On the basis of the judicial pronouncements, the following broad conclusions can be drawn:
- If there is letting of machinery, plant and furniture and also letting of the building and the two lettings form part and parcel of the same transaction or the two lettings are inseparable (in the sense that letting of one is not acceptable to the other party without letting of the other; for instance, letting of cinema house along with letting of furniture) then such income is taxable under section 56(2)(iii) under the head “Income from other sources” (if it is not taxable as business income). This rule is applicable even if sum receivable for the two lettings is fixed separately.
- If a building is let out but other assets like machinery, plant or furniture are not given on rent. However, certain amenities like lift services, air-conditioning, fire fighting facilities, etc., are provided, then section 56(2)(iii) is not applicable. The essential requirement of section 56(2)(iii) is that there should be letting of plant, machinery or furniture and also letting of building.For instance, if the owner of a building only undertakes to instal and operate an air-conditioning plant and to instal, and maintain a lift in the building for the benefit of all the tenants at specified charges (maybe on “no profit no loss basis” or some other basis), there is no letting of air-conditioning plant and lifts to the tenants. Consequently, in such case incomes from letting of building is taxable under section 22 under the head “Income from house property” and amount collected for providing different amenities shall be taxable under section 56(1).
The aforesaid rule is applicable even if the assessee receives composite rent from his tenant towards building as well as services/amenities.
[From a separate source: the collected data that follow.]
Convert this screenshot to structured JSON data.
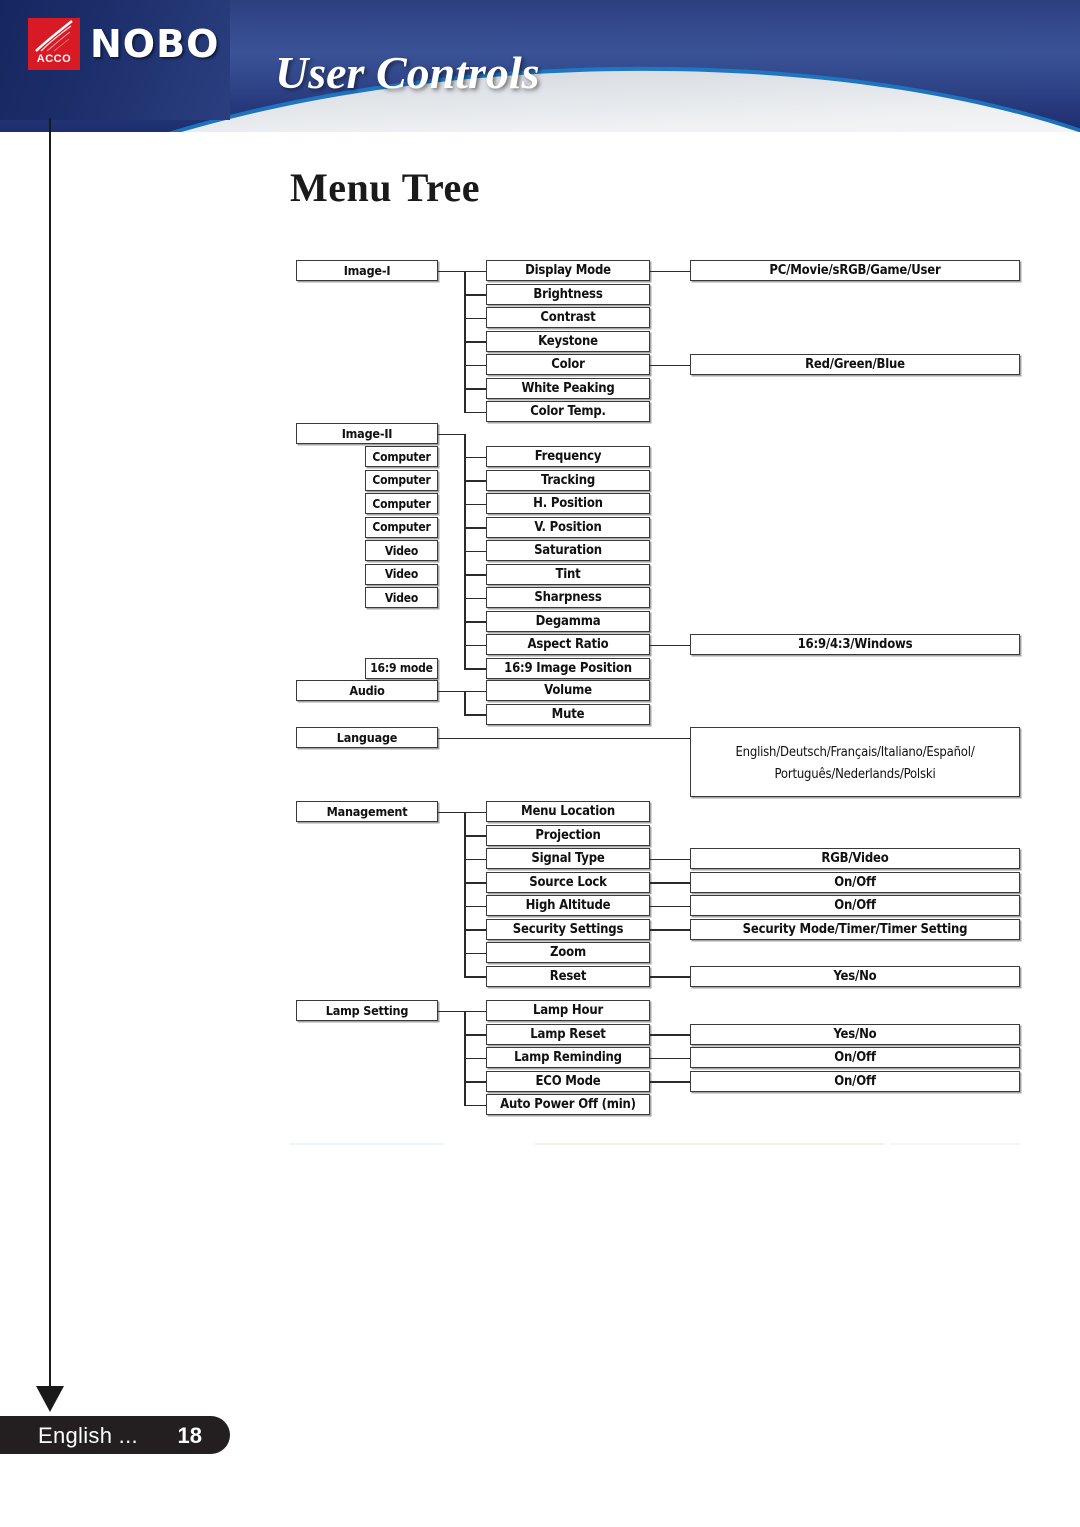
{
  "header": {
    "brand": "NOBO",
    "brand_sub": "ACCO",
    "title": "User Controls"
  },
  "section": {
    "heading": "Menu Tree"
  },
  "footer": {
    "language_label": "English ...",
    "page_number": "18"
  },
  "tree": {
    "groups": [
      {
        "name": "Image-I",
        "items": [
          {
            "label": "Display Mode",
            "source": "",
            "values": "PC/Movie/sRGB/Game/User"
          },
          {
            "label": "Brightness",
            "source": "",
            "values": ""
          },
          {
            "label": "Contrast",
            "source": "",
            "values": ""
          },
          {
            "label": "Keystone",
            "source": "",
            "values": ""
          },
          {
            "label": "Color",
            "source": "",
            "values": "Red/Green/Blue"
          },
          {
            "label": "White Peaking",
            "source": "",
            "values": ""
          },
          {
            "label": "Color Temp.",
            "source": "",
            "values": ""
          }
        ]
      },
      {
        "name": "Image-II",
        "items": [
          {
            "label": "Frequency",
            "source": "Computer",
            "values": ""
          },
          {
            "label": "Tracking",
            "source": "Computer",
            "values": ""
          },
          {
            "label": "H. Position",
            "source": "Computer",
            "values": ""
          },
          {
            "label": "V. Position",
            "source": "Computer",
            "values": ""
          },
          {
            "label": "Saturation",
            "source": "Video",
            "values": ""
          },
          {
            "label": "Tint",
            "source": "Video",
            "values": ""
          },
          {
            "label": "Sharpness",
            "source": "Video",
            "values": ""
          },
          {
            "label": "Degamma",
            "source": "",
            "values": ""
          },
          {
            "label": "Aspect Ratio",
            "source": "",
            "values": "16:9/4:3/Windows"
          },
          {
            "label": "16:9 Image Position",
            "source": "16:9 mode",
            "values": ""
          }
        ]
      },
      {
        "name": "Audio",
        "items": [
          {
            "label": "Volume",
            "source": "",
            "values": ""
          },
          {
            "label": "Mute",
            "source": "",
            "values": ""
          }
        ]
      },
      {
        "name": "Language",
        "items": [],
        "values": "English/Deutsch/Français/Italiano/Español/ Português/Nederlands/Polski",
        "values_line1": "English/Deutsch/Français/Italiano/Español/",
        "values_line2": "Português/Nederlands/Polski"
      },
      {
        "name": "Management",
        "items": [
          {
            "label": "Menu Location",
            "source": "",
            "values": ""
          },
          {
            "label": "Projection",
            "source": "",
            "values": ""
          },
          {
            "label": "Signal Type",
            "source": "",
            "values": "RGB/Video"
          },
          {
            "label": "Source Lock",
            "source": "",
            "values": "On/Off"
          },
          {
            "label": "High Altitude",
            "source": "",
            "values": "On/Off"
          },
          {
            "label": "Security Settings",
            "source": "",
            "values": "Security Mode/Timer/Timer Setting"
          },
          {
            "label": "Zoom",
            "source": "",
            "values": ""
          },
          {
            "label": "Reset",
            "source": "",
            "values": "Yes/No"
          }
        ]
      },
      {
        "name": "Lamp Setting",
        "items": [
          {
            "label": "Lamp Hour",
            "source": "",
            "values": ""
          },
          {
            "label": "Lamp Reset",
            "source": "",
            "values": "Yes/No"
          },
          {
            "label": "Lamp Reminding",
            "source": "",
            "values": "On/Off"
          },
          {
            "label": "ECO Mode",
            "source": "",
            "values": "On/Off"
          },
          {
            "label": "Auto Power Off (min)",
            "source": "",
            "values": ""
          }
        ]
      }
    ]
  },
  "colors": {
    "banner_blue": "#33498c",
    "banner_accent": "#1d78c4",
    "logo_red": "#d71a24",
    "footer_dark": "#231f20",
    "node_border": "#3a3a3a"
  }
}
The portion of rent attributable to the building should only be assessed as “Income from house property” and balance portion attributable to amenities must be assessed as “Income from other sources”.
2. Deductions permissible from Letting out of Machinery, Plant or Furniture and Buildings [Section 57(ii) and (iii)]:
The following deductions are allowable:
- Current repairs, to the premises held otherwise than as tenant.
- Insurance premium against risk of damage or destruction of the premises.
- Repairs and insurance of machinery, plant or furniture.
- Depreciation based upon block of assets, in the same manner as allowed under section 32 in the case of Income from Business and Profession subject to the provisions of section 38 i.e. if it is partly let and partly used for own purpose, deduction of expenses (including depreciation) shall be allowed to the extent it is let out.
- Any other expenditure: Any other expenditure, not being a expenditure of a capital nature, laid out or expended wholly and exclusively for the purpose of making or earning such income can be claimed as a deduction.